Image Resizing: [2] Sidecar process-in-WH approach
Idea
We do the resizing in a separate process that is alive through the whole WH lifecycle and would be responsible for image resizing tasks. Workhorse will communicate with this process through some form of IPC (sockets, RPC, ...)
Pros
- Better control over Mem/CPU than the Inbound approach (#230516 (closed))
- There is a chance it may cheaper in terms CPU/Mem/overall latency than starting/forking a new process on each request (to check)

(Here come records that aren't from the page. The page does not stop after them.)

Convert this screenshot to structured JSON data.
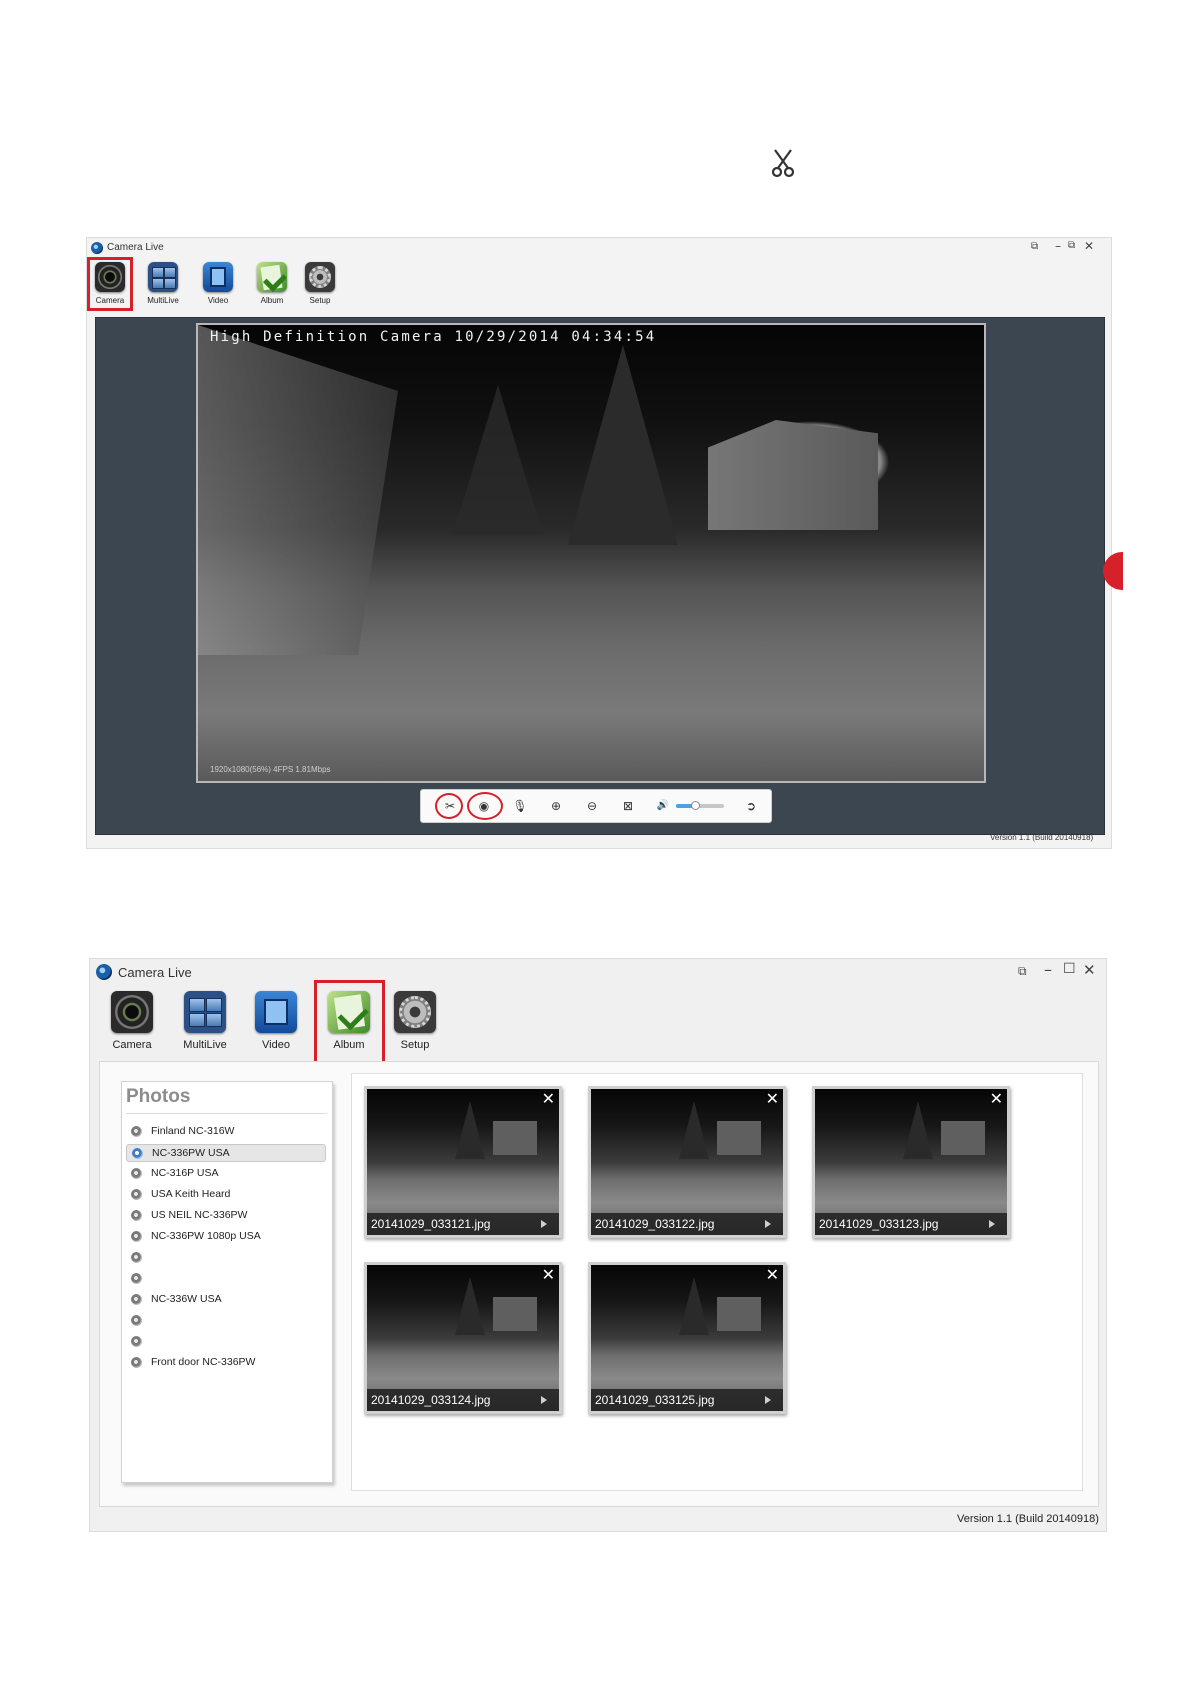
{
  "page": {
    "top_icon": "scissors-icon"
  },
  "camera_window": {
    "title": "Camera Live",
    "window_controls": [
      "restore-icon",
      "minimize-icon",
      "maximize-icon",
      "close-icon"
    ],
    "toolbar": [
      {
        "label": "Camera",
        "icon": "camera-icon",
        "highlighted": true
      },
      {
        "label": "MultiLive",
        "icon": "multilive-icon",
        "highlighted": false
      },
      {
        "label": "Video",
        "icon": "video-icon",
        "highlighted": false
      },
      {
        "label": "Album",
        "icon": "album-icon",
        "highlighted": false
      },
      {
        "label": "Setup",
        "icon": "setup-icon",
        "highlighted": false
      }
    ],
    "video": {
      "osd": "High Definition Camera 10/29/2014 04:34:54",
      "stats": "1920x1080(56%)  4FPS 1.81Mbps"
    },
    "controls": [
      {
        "icon": "scissors-icon",
        "circled": true
      },
      {
        "icon": "record-icon",
        "circled": true
      },
      {
        "icon": "microphone-icon",
        "circled": false
      },
      {
        "icon": "zoom-in-icon",
        "circled": false
      },
      {
        "icon": "zoom-out-icon",
        "circled": false
      },
      {
        "icon": "fullscreen-icon",
        "circled": false
      },
      {
        "icon": "speaker-icon",
        "circled": false
      },
      {
        "icon": "ptz-icon",
        "circled": false
      }
    ],
    "volume_level": 0.4,
    "version": "Version 1.1 (Build 20140918)"
  },
  "album_window": {
    "title": "Camera Live",
    "window_controls": [
      "restore-icon",
      "minimize-icon",
      "maximize-icon",
      "close-icon"
    ],
    "toolbar": [
      {
        "label": "Camera",
        "icon": "camera-icon",
        "highlighted": false
      },
      {
        "label": "MultiLive",
        "icon": "multilive-icon",
        "highlighted": false
      },
      {
        "label": "Video",
        "icon": "video-icon",
        "highlighted": false
      },
      {
        "label": "Album",
        "icon": "album-icon",
        "highlighted": true
      },
      {
        "label": "Setup",
        "icon": "setup-icon",
        "highlighted": false
      }
    ],
    "photos_title": "Photos",
    "devices": [
      {
        "name": "Finland NC-316W",
        "selected": false
      },
      {
        "name": "NC-336PW USA",
        "selected": true
      },
      {
        "name": "NC-316P USA",
        "selected": false
      },
      {
        "name": "USA Keith Heard",
        "selected": false
      },
      {
        "name": "US NEIL NC-336PW",
        "selected": false
      },
      {
        "name": "NC-336PW 1080p USA",
        "selected": false
      },
      {
        "name": "",
        "selected": false
      },
      {
        "name": "",
        "selected": false
      },
      {
        "name": "NC-336W USA",
        "selected": false
      },
      {
        "name": "",
        "selected": false
      },
      {
        "name": "",
        "selected": false
      },
      {
        "name": "Front door NC-336PW",
        "selected": false
      }
    ],
    "thumbnails": [
      {
        "filename": "20141029_033121.jpg"
      },
      {
        "filename": "20141029_033122.jpg"
      },
      {
        "filename": "20141029_033123.jpg"
      },
      {
        "filename": "20141029_033124.jpg"
      },
      {
        "filename": "20141029_033125.jpg"
      }
    ],
    "version": "Version 1.1 (Build 20140918)"
  }
}
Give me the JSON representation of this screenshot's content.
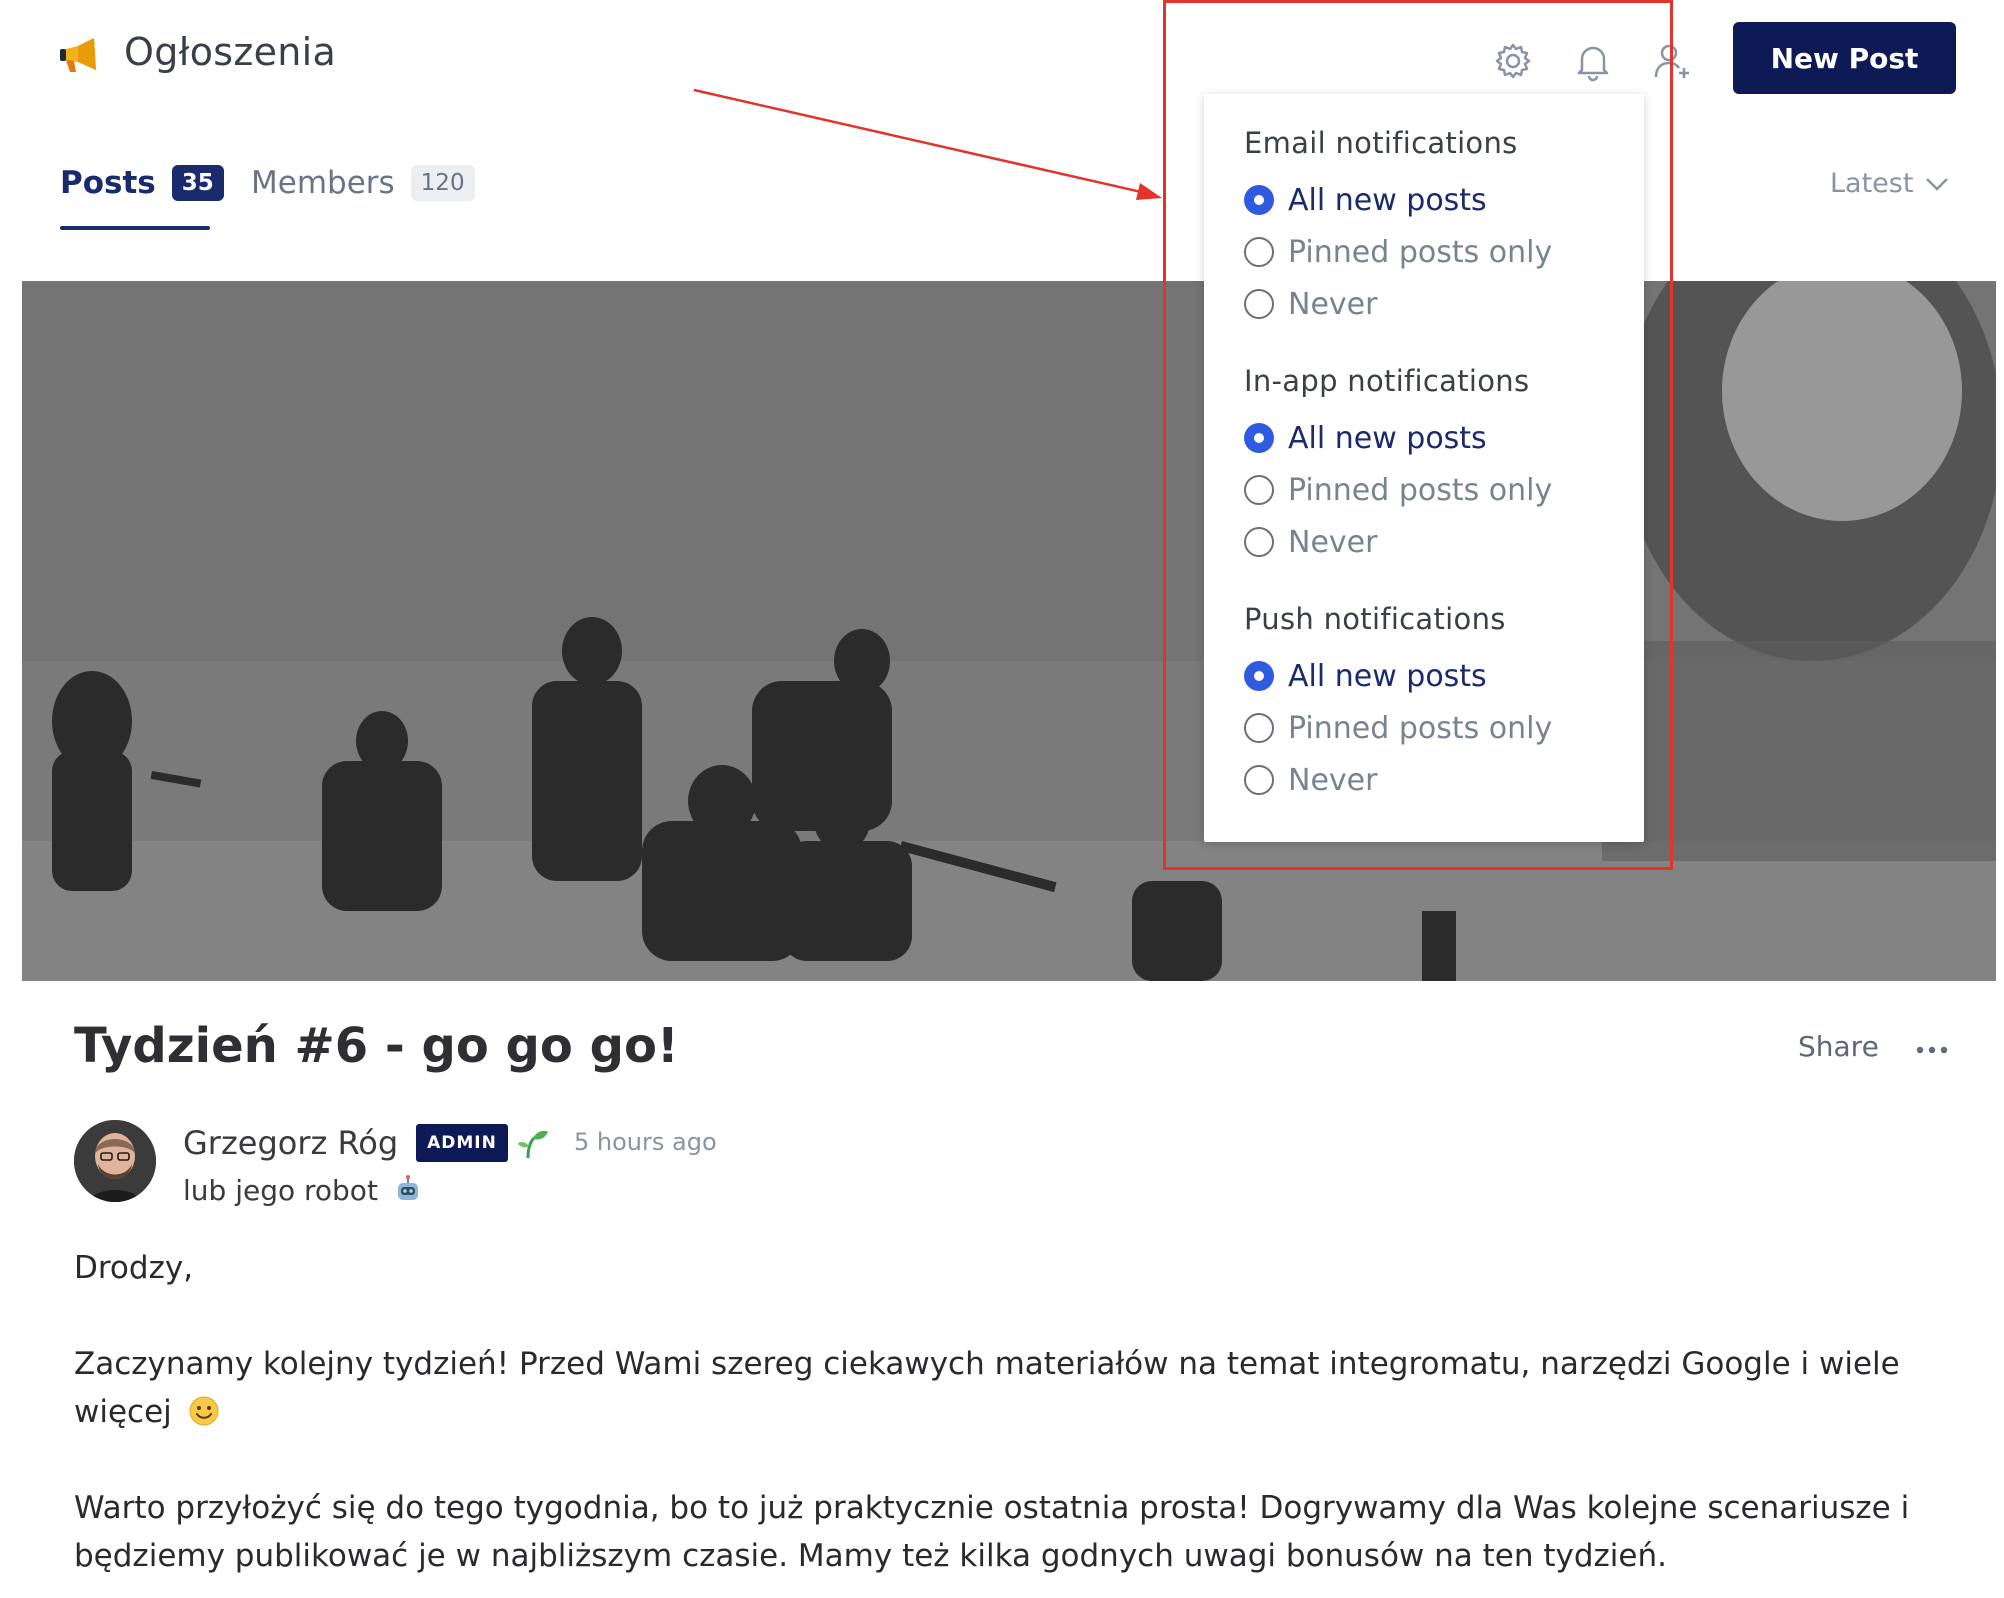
{
  "header": {
    "space_title": "Ogłoszenia",
    "new_post_label": "New Post",
    "icons": [
      "megaphone-icon",
      "gear-icon",
      "bell-icon",
      "add-user-icon"
    ]
  },
  "tabs": [
    {
      "label": "Posts",
      "count": "35",
      "active": true
    },
    {
      "label": "Members",
      "count": "120",
      "active": false
    }
  ],
  "sort": {
    "label": "Latest"
  },
  "notifications": {
    "sections": [
      {
        "heading": "Email notifications",
        "options": [
          "All new posts",
          "Pinned posts only",
          "Never"
        ],
        "selected": "All new posts"
      },
      {
        "heading": "In-app notifications",
        "options": [
          "All new posts",
          "Pinned posts only",
          "Never"
        ],
        "selected": "All new posts"
      },
      {
        "heading": "Push notifications",
        "options": [
          "All new posts",
          "Pinned posts only",
          "Never"
        ],
        "selected": "All new posts"
      }
    ]
  },
  "post": {
    "title": "Tydzień #6 - go go go!",
    "share_label": "Share",
    "author": {
      "name": "Grzegorz Róg",
      "badge": "ADMIN",
      "headline": "lub jego robot"
    },
    "time": "5 hours ago",
    "body": [
      "Drodzy,",
      "Zaczynamy kolejny tydzień! Przed Wami szereg ciekawych materiałów na temat integromatu, narzędzi Google i wiele więcej",
      "Warto przyłożyć się do tego tygodnia, bo to już praktycznie ostatnia prosta! Dogrywamy dla Was kolejne scenariusze i będziemy publikować je w najbliższym czasie. Mamy też kilka godnych uwagi bonusów na ten tydzień."
    ]
  },
  "colors": {
    "brand": "#0e1a55",
    "radio_checked": "#2f5be0",
    "annotation": "#e2332c"
  }
}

- Fault isolation from main request serving process
- Can be scaled independently of serving processes
- No new service definition required in Omnibus; it remains an implementation detail of workhorse
- Allows us to abstract away the actual scaling implementation by defining a simple IPC interface; see also Variations (we could decide to start with a simple library based scaler approach, but later swap it out for a more powerful service like
imgproxy
) - It makes it easy to degrade gracefully to the current serving approach if the sidecar falls over, since we could simply serve the original image as before
Cons
- May be tricky to implement
- Will need health monitoring and strategies to restart if down
- No existing examples in the WH (utils in
/cmd
use another approach) - Cannot benefit from existing workhorse utilities such as logging, prometheus integration etc. (although most of this can be reinstated via https://gitlab.com/gitlab-org/labkit
- Higher memory use overall for workhorse nodes
Variations
Variation 1: Sidecar uses custom golang module + imaging library
This is similar to the embedded approach, where a library would size images in-process. Just that it would now run in its own process. Pros: this could be a simple evolution/iteration of the embedded approach, since we'd just extract existing code into a new module and process.
Variation 2: Use stand-alone service
We can use a dedicated scaling service as a sidecar. For instance, imgproxy
can bind to a UNIX domain socket so workhorse could talk to it: https://github.com/imgproxy/imgproxy/issues/296
Pros: image scaling work is already done for us and it should just work", i.e. faster iteration. Cons: we drag in some baggage we don't need, since workhorse already functions as a proxy. This would also almost certainly mean higher overall memory use for workhorse nodes.
Concerns
For each concern, it is good to have a strategy on how to evolve the solution to solve it and the estimation of doing so.
Concern: Does it fit the WH philosophy? (to ask WH/Infra folks)
Solution: TBD
Concern: Does this fit our Kubernetes roadmap? In terms of scaling out, would it be preferable for services to run in their own pods rather than as a sidecar? If it runs as a sidecar on the same pod, can or should we containerize it?
Security prerequisites
As stated by Jeremy in https://gitlab.com/gitlab-com/gl-security/engineering/-/issues/1043#note_388815325:
-
Absolutely avoid processing
svg
files: here is a post mortem of the 3rd party service we are currently using to resize Gitter images. Anyhow it should not be an issue becausesvg
files don't need to be resized. - Enforce strict limits on inputs:
- file size
- picture size
- crosscheck extension matches signature
- Sandbox the library that will do the image processing, i.e. don't run it as the same linux account than Rails/Workhorse/Gitaly.